Estudo de géneros

Por que é que não tenho pachorra para o discurso feminista, e para o machista ainda menos (dado que predomina)?

  • A guerra dos sexos é uma técnica de engate do género “quem despreza quer comprar” já gasta e aborrecida.
  • Nacionalismos de género padecem do mesmo que os outros tipos de nacionalismo.
  • Só homens ou só mulheres são dois ambientes igualmente insuportáveis: uns pela vã rudeza (do tipo galo), outras pelo sentimentalismo barato (do tipo galinha).
  • O que essencialmente define o feminismo e o machismo é o desequilíbrio (sobretudo, mental). Que esta dicotomia se desdobre em sub-géneros no interior de cada género e oponha homens efeminados (homossexuais) aos machões (hetero) e mulheres-homem (lésbicas) às delico-doces (hetero), não melhora em nada a questão. Tudo extremamente aborrecedor.
  • O único problema de género que me interessa é que o género é um problema. Abomino gente que se define pelo género. Sim, abomino essa gentalha que se identifica completamente com 1 dos seus 23 cromossomas, em detrimento dos outros 22. Seja de que género for! Não que fosse melhor identificar-se com qualquer outra porção de cromossomas ou mesmo com os 23 em geral… O problema mesmo é o identificarem-se, como se identificam os mortos.
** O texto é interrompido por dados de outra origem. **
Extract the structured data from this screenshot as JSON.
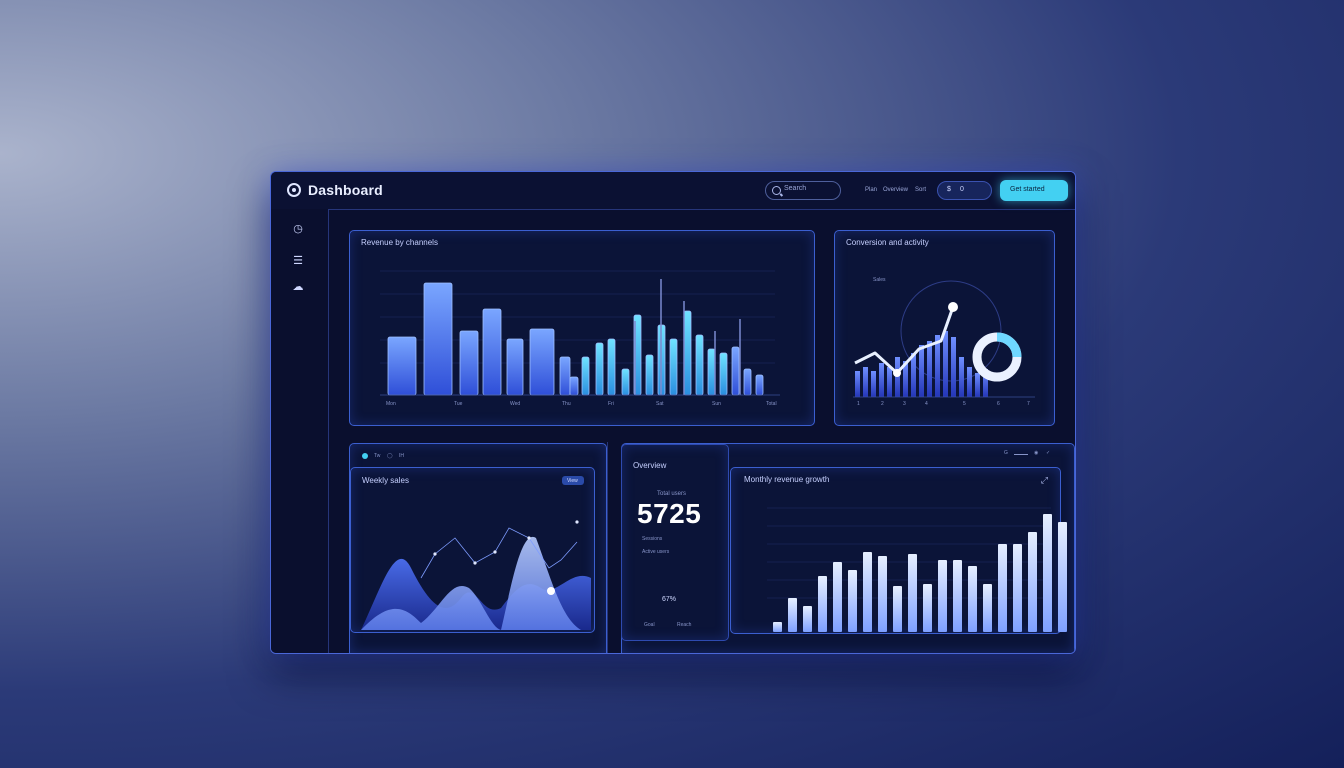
{
  "app": {
    "title": "Dashboard"
  },
  "header": {
    "search_placeholder": "Search",
    "links": [
      "Plan",
      "Overview",
      "Sort"
    ],
    "pill": [
      "$",
      "0"
    ],
    "cta_label": "Get started"
  },
  "sidebar": {
    "items": [
      {
        "icon": "clock-icon"
      },
      {
        "icon": "table-icon"
      },
      {
        "icon": "cloud-upload-icon"
      }
    ]
  },
  "panels": {
    "main_chart": {
      "title": "Revenue by channels",
      "x_labels": [
        "Mon",
        "Tue",
        "Wed",
        "Thu",
        "Fri",
        "Sat",
        "Sun",
        "Total"
      ]
    },
    "right_chart": {
      "title": "Conversion and activity",
      "legend": "Sales",
      "x_labels": [
        "1",
        "2",
        "3",
        "4",
        "5",
        "6",
        "7"
      ]
    },
    "area_chart": {
      "title": "Weekly sales",
      "tab_label": "View"
    },
    "metric": {
      "section_title": "Overview",
      "label": "Total users",
      "value": "5725",
      "sub1": "Sessions",
      "sub2": "Active users",
      "small_value": "67%",
      "bottom_left": "Goal",
      "bottom_right": "Reach"
    },
    "bottom_bar": {
      "title": "Monthly revenue growth"
    }
  },
  "colors": {
    "accent": "#43d0f2",
    "primary": "#3d6cf0",
    "border": "#3b5fd0"
  }
}
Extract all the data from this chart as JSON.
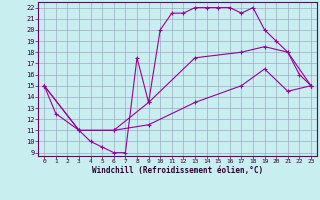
{
  "xlabel": "Windchill (Refroidissement éolien,°C)",
  "bg_color": "#c8eef0",
  "grid_color": "#9999bb",
  "line_color": "#990099",
  "xlim": [
    -0.5,
    23.5
  ],
  "ylim": [
    8.7,
    22.5
  ],
  "xticks": [
    0,
    1,
    2,
    3,
    4,
    5,
    6,
    7,
    8,
    9,
    10,
    11,
    12,
    13,
    14,
    15,
    16,
    17,
    18,
    19,
    20,
    21,
    22,
    23
  ],
  "yticks": [
    9,
    10,
    11,
    12,
    13,
    14,
    15,
    16,
    17,
    18,
    19,
    20,
    21,
    22
  ],
  "line1_x": [
    0,
    1,
    3,
    4,
    5,
    6,
    7,
    8,
    9,
    10,
    11,
    12,
    13,
    14,
    15,
    16,
    17,
    18,
    19,
    20,
    21,
    22,
    23
  ],
  "line1_y": [
    15,
    12.5,
    11,
    10,
    9.5,
    9,
    9,
    17.5,
    13.5,
    20,
    21.5,
    21.5,
    22,
    22,
    22,
    22,
    21.5,
    22,
    20,
    19,
    18,
    16,
    15
  ],
  "line2_x": [
    0,
    3,
    6,
    9,
    13,
    17,
    19,
    21,
    23
  ],
  "line2_y": [
    15,
    11,
    11,
    13.5,
    17.5,
    18,
    18.5,
    18,
    15
  ],
  "line3_x": [
    0,
    3,
    6,
    9,
    13,
    17,
    19,
    21,
    23
  ],
  "line3_y": [
    15,
    11,
    11,
    11.5,
    13.5,
    15,
    16.5,
    14.5,
    15
  ]
}
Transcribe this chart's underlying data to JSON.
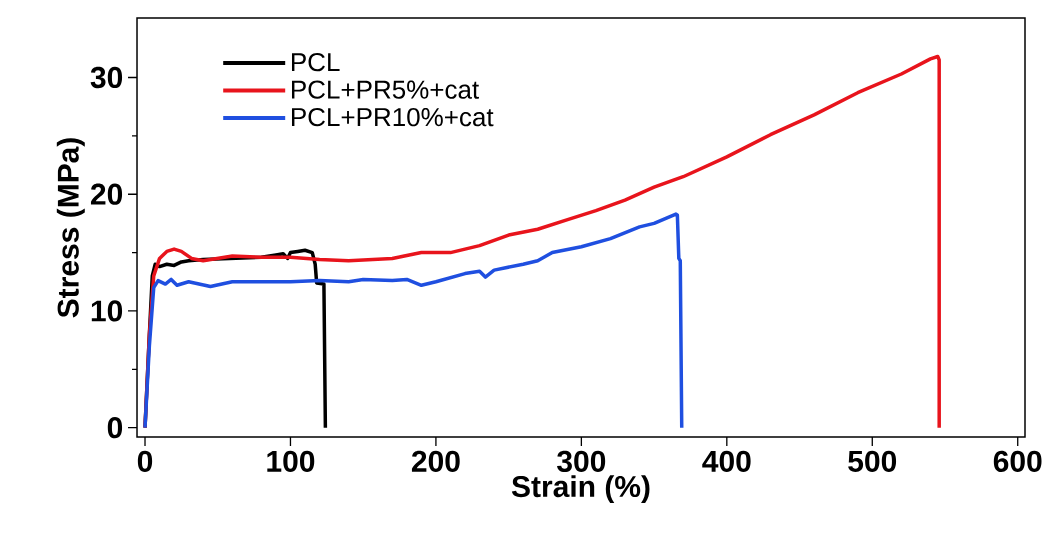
{
  "chart_data": {
    "type": "line",
    "xlabel": "Strain (%)",
    "ylabel": "Stress (MPa)",
    "xlim": [
      -5.5,
      605
    ],
    "ylim": [
      -0.8,
      35.1
    ],
    "xticks": [
      0,
      100,
      200,
      300,
      400,
      500,
      600
    ],
    "yticks": [
      0,
      10,
      20,
      30
    ],
    "grid": false,
    "legend": "top left",
    "marker": "none",
    "line_style": "solid",
    "series": [
      {
        "name": "PCL",
        "color": "#000000",
        "x": [
          0,
          3,
          5,
          7,
          10,
          15,
          20,
          25,
          30,
          40,
          60,
          80,
          90,
          95,
          98,
          100,
          105,
          110,
          115,
          117,
          118,
          123,
          124
        ],
        "values": [
          0,
          8,
          13,
          14,
          13.8,
          14,
          13.9,
          14.2,
          14.3,
          14.4,
          14.5,
          14.6,
          14.8,
          14.9,
          14.5,
          15,
          15.1,
          15.2,
          15,
          14,
          12.4,
          12.3,
          0
        ]
      },
      {
        "name": "PCL+PR5%+cat",
        "color": "#e8141c",
        "x": [
          0,
          3,
          6,
          10,
          15,
          20,
          25,
          32,
          40,
          60,
          80,
          100,
          120,
          140,
          170,
          190,
          210,
          230,
          250,
          270,
          290,
          310,
          330,
          350,
          370,
          400,
          430,
          460,
          490,
          520,
          540,
          545,
          546,
          546
        ],
        "values": [
          0,
          8,
          13,
          14.5,
          15.1,
          15.3,
          15.1,
          14.5,
          14.3,
          14.7,
          14.6,
          14.6,
          14.4,
          14.3,
          14.5,
          15,
          15,
          15.6,
          16.5,
          17,
          17.8,
          18.6,
          19.5,
          20.6,
          21.5,
          23.2,
          25.1,
          26.8,
          28.7,
          30.3,
          31.6,
          31.8,
          31.5,
          0
        ]
      },
      {
        "name": "PCL+PR10%+cat",
        "color": "#1f4fe0",
        "x": [
          0,
          3,
          6,
          9,
          14,
          18,
          22,
          30,
          45,
          60,
          100,
          120,
          140,
          150,
          170,
          180,
          190,
          200,
          220,
          230,
          234,
          240,
          260,
          270,
          280,
          300,
          320,
          340,
          350,
          365,
          366,
          367,
          368,
          369
        ],
        "values": [
          0,
          7,
          12,
          12.6,
          12.3,
          12.7,
          12.2,
          12.5,
          12.1,
          12.5,
          12.5,
          12.6,
          12.5,
          12.7,
          12.6,
          12.7,
          12.2,
          12.5,
          13.2,
          13.4,
          12.9,
          13.5,
          14,
          14.3,
          15,
          15.5,
          16.2,
          17.2,
          17.5,
          18.3,
          18.2,
          14.5,
          14.3,
          0
        ]
      }
    ]
  }
}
  • O género não é a génese. O género é geração. A génese é génio. Quando homem ou mulher esfregam sai tudo menos génio da lâmpada. C’est gênant…
  • Que o Génio seja o Anti-Género! Que a autêntica genitalidade do pensamento aborte o pensamento generalista!
  • Trans-género? Chiça! Montar um novo género monstruoso com bocados de outros géneros? O que é que não perceberam? O problema são os géneros! Conceber algo de novo que não seja um! Não se trata de matar ninguém (a quantidade de células que se liquidam com operações plásticas…). Mas de sair do modo genérico, sair dos genes tais como são entendidos pela ciências generalizantes. Conceber! – não reproduzir.
  • Um homem ou uma mulher, em frente às generalidades e generalizações que se dizem na TV, assistem (no duplo sentido da palavra assistir, de ver e auxiliar) ao género “morte”. Morte – não é o que existe de mais geral?